/Learning-Actionness-From-ActionBackground-Discrimination

PyTorch implementation of the paper "Learning actionness from action/background discrimination".

Primary LanguagePythonApache License 2.0Apache-2.0

Learning-Actionness-From-ActionBackground-Discrimination

PyTorch implementation of the paper "Learning actionness from action/background discrimination" for action localization on the CrossTask dataset. Tested with Python 3.8.13, PyTorch 1.11.0, Numpy 1.22.4, ffmpeg-python 0.2.0 .

1. Feature Extraction

For video and text feature extraction MIL-NCE is used.
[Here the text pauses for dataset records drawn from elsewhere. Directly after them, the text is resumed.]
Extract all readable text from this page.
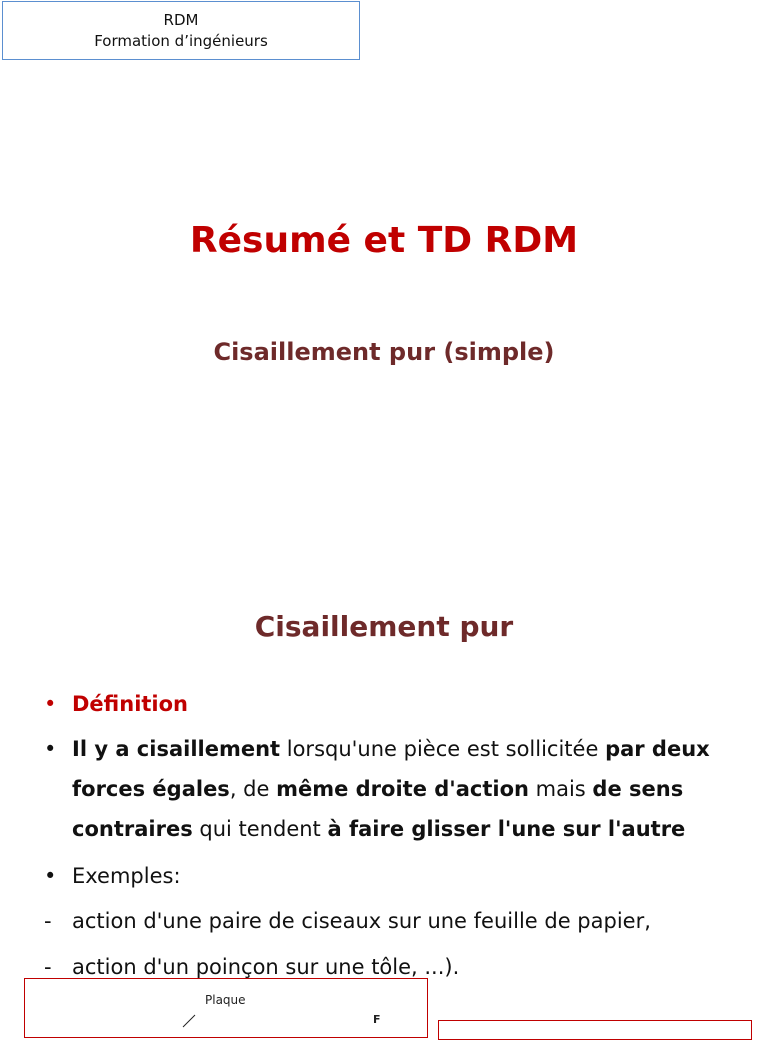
RDM
Formation d’ingénieurs
Résumé et TD RDM
Cisaillement pur (simple)
Cisaillement pur
• Définition
• Il y a cisaillement lorsqu'une pièce est sollicitée par deux forces égales, de même droite d'action mais de sens contraires qui tendent à faire glisser l'une sur l'autre
• Exemples:
- action d'une paire de ciseaux sur une feuille de papier,
- action d'un poinçon sur une tôle, ...).
Plaque
F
  • First, follow the link in MIL-NCE and download the word2vec matrix and dictionary. Arrange the --word2vec_path and --dict_path arguments in args.py accordingly.
  • Then, download the pretrained S3D weights "s3d_howto100m.pth" from S3D and update the --net_weights_path.
  • Follow the instructions given in CrossTask to download the videos. Update the --videos_path and --annotations_path.
  • Arrange --video_features_path and --text_features_path.
  • Run extract_features.py . In order to use different videos, you should update the featextract/data/video_list.csv .

2. Getting the Baseline Scores

This part is for replacating the action localization result given in MIL-NCE by using the previously extracted features.

Repo will be updated regularly with further implementation of the paper.